Ab urbe condita

Titus Livius (Livy)

Livy. History of Rome, Volumes 1-2. Roberts, Canon, Rev, translator. London, New York: J. M. Dent and Sons; E. P. Dutton and Co., 1912.

[*](The Consuls at Variance). Fabius and P. Decius were now entering their year of office, the former being consul for the fifth time, the latter for the fourth.

Twice before they had been consuls together, they had held the censorship together, and the perfect unanimity between them, quite as much as their discharge of its duties, made their tenure of office a distinguished one.

But this was not to last for ever; the conflict which broke out between them was, however, I think, due more to the antagonism of the two orders to which they belonged than to any personal feeling on their part.

The patrician senators were extremely anxious that Fabius should have Etruria assigned to him without going through the usual procedure; the plebeian senators urged Decius to insist upon the question being settled in the usual way by lot. There was, at all events, a sharp division of opinion in the senate, and, when it became apparent that the Fabian interest was the stronger, the matter was referred to the people.

As both were first of all soldiers, trusting more to deeds than to words, their speeches before the Assembly were brief.

Fabius declared that it would be an unworthy proceeding if another should gather up the fruit beneath the tree which he had planted; he had opened up the Ciminian forest and made a way through pathless jungle for the arms of Rome. Why had they troubled him at his time of life, if they were going to carry on the war under another general?

Then he turned to Decius: “Surely,” he said, “I have chosen an opponent, not a comrade, in office; Decius is annoyed at our three years of joint power having been so harmonious.”

Finally, he asserted that he desired nothing more than that if they thought him worthy of that command, they should send him there; he had bowed to the will of the senate and should accept the decision of the people.

P. Decius, in reply, protested against the injustice of the senate.
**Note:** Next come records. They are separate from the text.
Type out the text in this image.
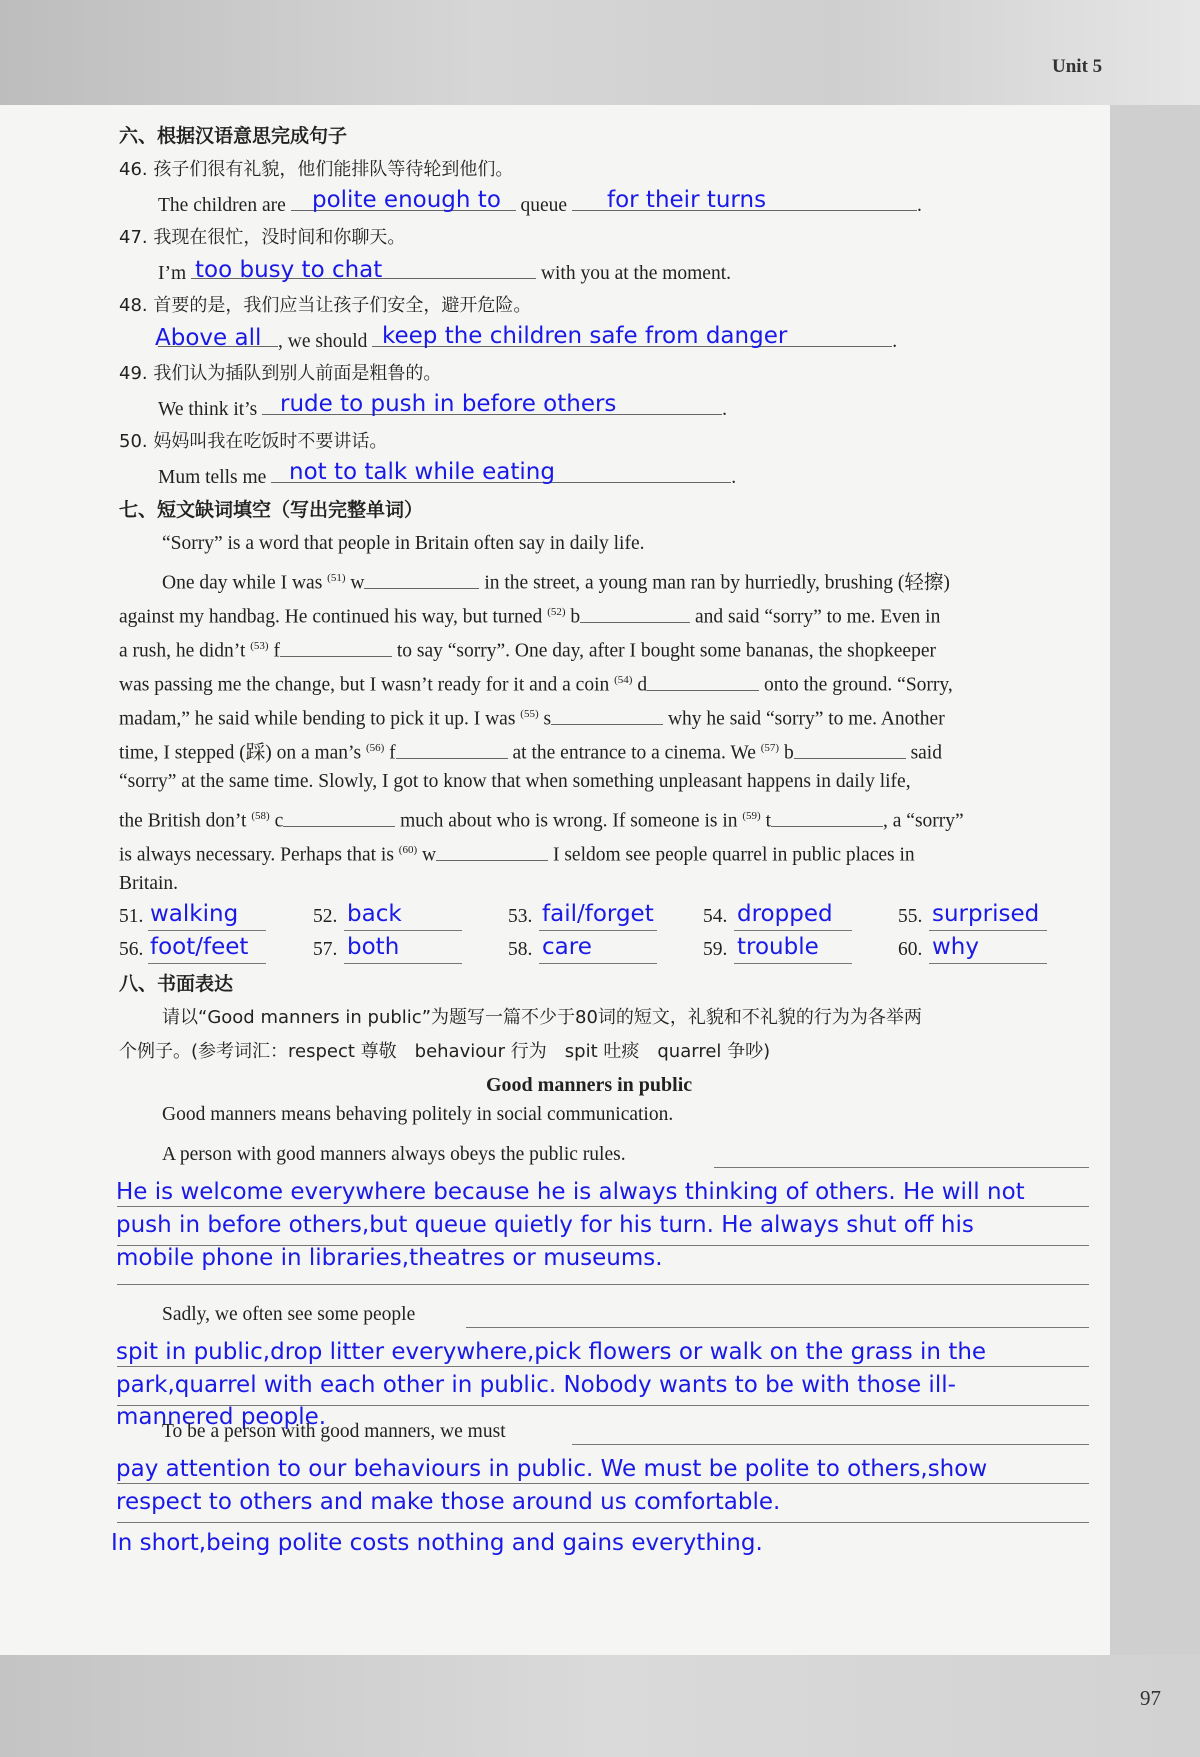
Unit 5
97
六、根据汉语意思完成句子
46. 孩子们很有礼貌，他们能排队等待轮到他们。
The children are	queue	.
polite enough to	for their turns
47. 我现在很忙，没时间和你聊天。
I’m	with you at the moment.
too busy to chat
48. 首要的是，我们应当让孩子们安全，避开危险。
, we should	.
Above all	keep the children safe from danger
49. 我们认为插队到别人前面是粗鲁的。
We think it’s	.
rude to push in before others
50. 妈妈叫我在吃饭时不要讲话。
Mum tells me	.
not to talk while eating
七、短文缺词填空（写出完整单词）
“Sorry” is a word that people in Britain often say in daily life.
One day while I was $^{(51)}$ w	in the street, a young man ran by hurriedly, brushing (轻擦)
against my handbag. He continued his way, but turned $^{(52)}$ b	and said “sorry” to me. Even in
a rush, he didn’t $^{(53)}$ f	to say “sorry”. One day, after I bought some bananas, the shopkeeper
was passing me the change, but I wasn’t ready for it and a coin $^{(54)}$ d	onto the ground. “Sorry,
madam,” he said while bending to pick it up. I was $^{(55)}$ s	why he said “sorry” to me. Another
time, I stepped (踩) on a man’s $^{(56)}$ f	at the entrance to a cinema. We $^{(57)}$ b	said
“sorry” at the same time. Slowly, I got to know that when something unpleasant happens in daily life,
the British don’t $^{(58)}$ c	much about who is wrong. If someone is in $^{(59)}$ t	, a “sorry”
is always necessary. Perhaps that is $^{(60)}$ w	I seldom see people quarrel in public places in
Britain.
51. walking	52. back	53. fail/forget	54. dropped	55. surprised
56. foot/feet	57. both	58. care	59. trouble	60. why
八、书面表达
请以“Good manners in public”为题写一篇不少于80词的短文，礼貌和不礼貌的行为为各举两
个例子。(参考词汇：respect 尊敬　behaviour 行为　spit 吐痰　quarrel 争吵)
Good manners in public
Good manners means behaving politely in social communication.
A person with good manners always obeys the public rules.
He is welcome everywhere because he is always thinking of others. He will not
push in before others,but queue quietly for his turn. He always shut off his
mobile phone in libraries,theatres or museums.
Sadly, we often see some people
spit in public,drop litter everywhere,pick flowers or walk on the grass in the
park,quarrel with each other in public. Nobody wants to be with those ill-
mannered people.
To be a person with good manners, we must
pay attention to our behaviours in public. We must be polite to others,show
respect to others and make those around us comfortable.
In short,being polite costs nothing and gains everything.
The patricians, he said, had done their utmost to exclude the plebeians from the great offices of the State.

Since personal merit had so far won the day that it no longer failed of recognition in any class of men, their object was now not only to stultify the deliberate decisions of the people as expressed by their votes, but even to turn the judgments which Fortune is ever passing into so many reasons for retaining their power, small as their number was.

All the consuls before his time had drawn lots for their commands, now the senate was giving Fabius his province independently of the lot.

If this was simply as a mark of honour, then he would admit that Fabius had rendered services both to the republic and to himself and he would gladly consent to anything that would add to his reputation, provided it did not involve casting a slur upon himself.

But who could fail to see that when a peculiarly difficult and formidable war is entrusted to one consul without any resort to the lot, it means that the other consul is regarded as superfluous and useless?